Every child in our care and every person on our team deserves to feel safe and welcomed in Tulsa Public Schools, and we will continue to support and protect our immigrant families. We are proud to stand alongside of all of our families and will continue to do all that we can to advocate on behalf of the children we serve.
Deborah A. Gist
- What impact does undocumented immigration status have on my child’s education?
- None! Children have a constitutional right to have equal access to education regardless of their immigration status or their parents’ status.
- Does Tulsa Public Schools ask for a child’s immigration status when he or she enrolls?
- No. Tulsa Public Schools enrolls students regardless of their immigration status and without discrimination on the basis of race, color or national origin. Plyler v. Doe, 457 U.S. 202 (1982), established that the immigration status of a student is irrelevant to that student’s entitlement to an elementary and secondary public education.
- Would the school district ever share our students’ immigration status with the federal immigration officials?
- As mentioned above, we do not ask for students’ immigration status when they enroll. However, if we became aware of a student’s lack of immigration status, we would not share that information with the United States Citizenship and Immigration Services (USCIS).
- What does Tulsa Public Schools do to ensure that no student or family is discriminated against or harassed because of their race, ethnicity, religion or national origin?
- Equity is one of our core values. We have policies in place that prohibit discrimination or harassment of our students, families or employees on the basis of race, ethnicity, religion, national origin and many other protected classes. View our policies on discrimination and harassment.
- What should I do if I feel like I have been the victim of discrimination or harassment?

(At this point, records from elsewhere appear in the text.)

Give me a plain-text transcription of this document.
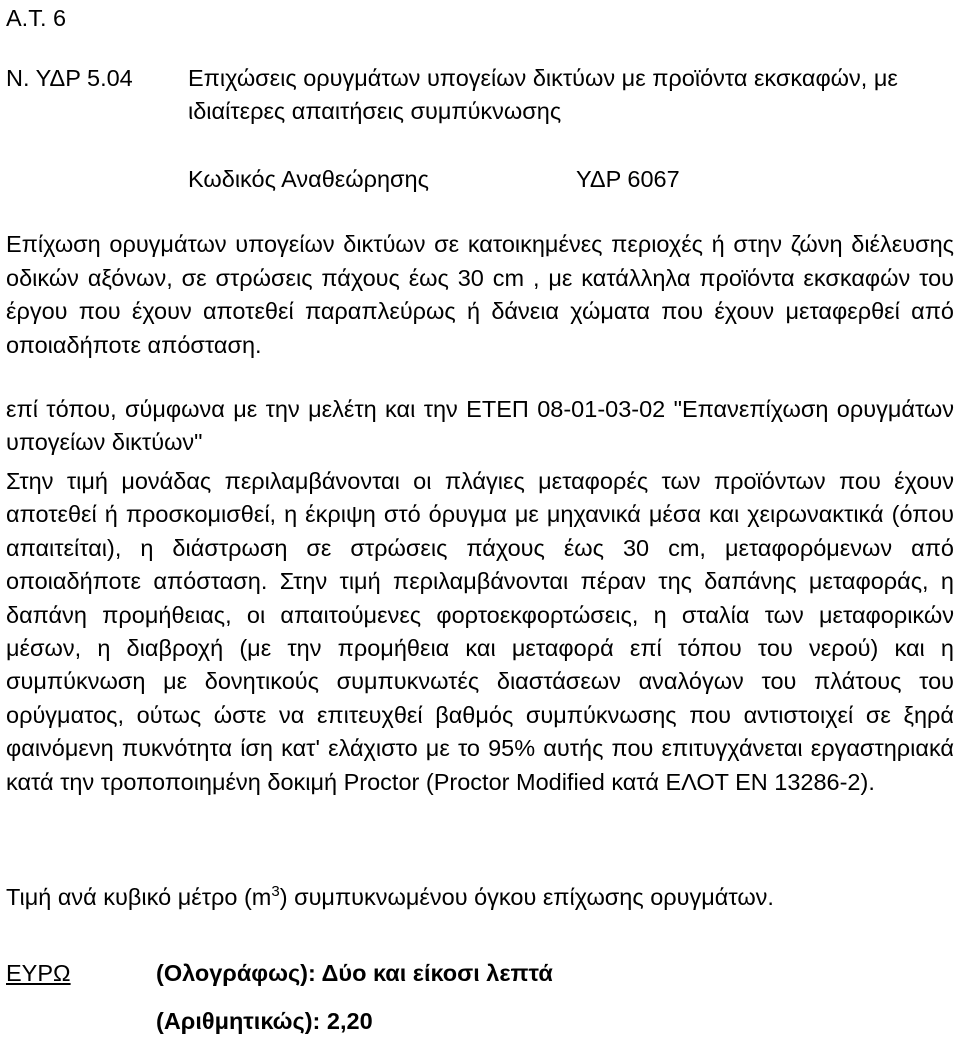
Α.Τ. 6
Ν. ΥΔΡ 5.04 Επιχώσεις ορυγμάτων υπογείων δικτύων με προϊόντα εκσκαφών, με ιδιαίτερες απαιτήσεις συμπύκνωσης
Κωδικός Αναθεώρησης	ΥΔΡ 6067
Επίχωση ορυγμάτων υπογείων δικτύων σε κατοικημένες περιοχές ή στην ζώνη διέλευσης οδικών αξόνων, σε στρώσεις πάχους έως 30 cm , με κατάλληλα προϊόντα εκσκαφών του έργου που έχουν αποτεθεί παραπλεύρως ή δάνεια χώματα που έχουν μεταφερθεί από οποιαδήποτε απόσταση.
επί τόπου, σύμφωνα με την μελέτη και την ΕΤΕΠ 08-01-03-02 "Επανεπίχωση ορυγμάτων υπογείων δικτύων"
Στην τιμή μονάδας περιλαμβάνονται οι πλάγιες μεταφορές των προϊόντων που έχουν αποτεθεί ή προσκομισθεί, η έκριψη στό όρυγμα με μηχανικά μέσα και χειρωνακτικά (όπου απαιτείται), η διάστρωση σε στρώσεις πάχους έως 30 cm, μεταφορόμενων από οποιαδήποτε απόσταση. Στην τιμή περιλαμβάνονται πέραν της δαπάνης μεταφοράς, η δαπάνη προμήθειας, οι απαιτούμενες φορτοεκφορτώσεις, η σταλία των μεταφορικών μέσων, η διαβροχή (με την προμήθεια και μεταφορά επί τόπου του νερού) και η συμπύκνωση με δονητικούς συμπυκνωτές διαστάσεων αναλόγων του πλάτους του ορύγματος, ούτως ώστε να επιτευχθεί βαθμός συμπύκνωσης που αντιστοιχεί σε ξηρά φαινόμενη πυκνότητα ίση κατ' ελάχιστο με το 95% αυτής που επιτυγχάνεται εργαστηριακά κατά την τροποποιημένη δοκιμή Proctor (Proctor Modified κατά ΕΛΟΤ ΕΝ 13286-2).
Τιμή ανά κυβικό μέτρο $(m^3)$ συμπυκνωμένου όγκου επίχωσης ορυγμάτων.
ΕΥΡΩ	(Ολογράφως): Δύο και είκοσι λεπτά
(Αριθμητικώς): 2,20
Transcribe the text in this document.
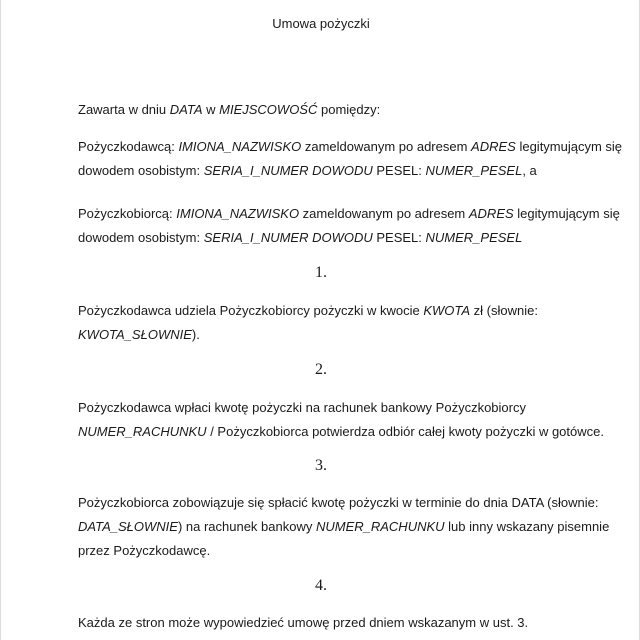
Umowa pożyczki
Zawarta w dniu DATA w MIEJSCOWOŚĆ pomiędzy:
Pożyczkodawcą: IMIONA_NAZWISKO zameldowanym po adresem ADRES legitymującym się
dowodem osobistym: SERIA_I_NUMER DOWODU PESEL: NUMER_PESEL, a
Pożyczkobiorcą: IMIONA_NAZWISKO zameldowanym po adresem ADRES legitymującym się
dowodem osobistym: SERIA_I_NUMER DOWODU PESEL: NUMER_PESEL
1.
Pożyczkodawca udziela Pożyczkobiorcy pożyczki w kwocie KWOTA zł (słownie:
KWOTA_SŁOWNIE).
2.
Pożyczkodawca wpłaci kwotę pożyczki na rachunek bankowy Pożyczkobiorcy
NUMER_RACHUNKU / Pożyczkobiorca potwierdza odbiór całej kwoty pożyczki w gotówce.
3.
Pożyczkobiorca zobowiązuje się spłacić kwotę pożyczki w terminie do dnia DATA (słownie:
DATA_SŁOWNIE) na rachunek bankowy NUMER_RACHUNKU lub inny wskazany pisemnie
przez Pożyczkodawcę.
4.
Każda ze stron może wypowiedzieć umowę przed dniem wskazanym w ust. 3.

- Please report the behavior immediately to a supervisor, school leader or to the superintendent. Complaints and concerns can be filed using our TIPS reporting system at 918-746-6868. We take these complaints very seriously in order to assure that our schools continue to be safe spaces.
- What should I do if I want to understand my immigration rights?
- Only immigration attorneys can provide you with accurate advice about immigration status and how you can pursue any legal rights you might have. You can seek an immigration attorney from the American Immigration Lawyers Association.
- Will there be any immigration enforcement actions on school grounds?
- As of today, we believe that the federal government is still following guidance that designates schools as sensitive locations where immigration enforcement actions should not happen. For more details on sensitive locations, please review the Enforcement Actions at or Focused on Sensitive Locations document from U.S. Immigration and Customs Enforcement.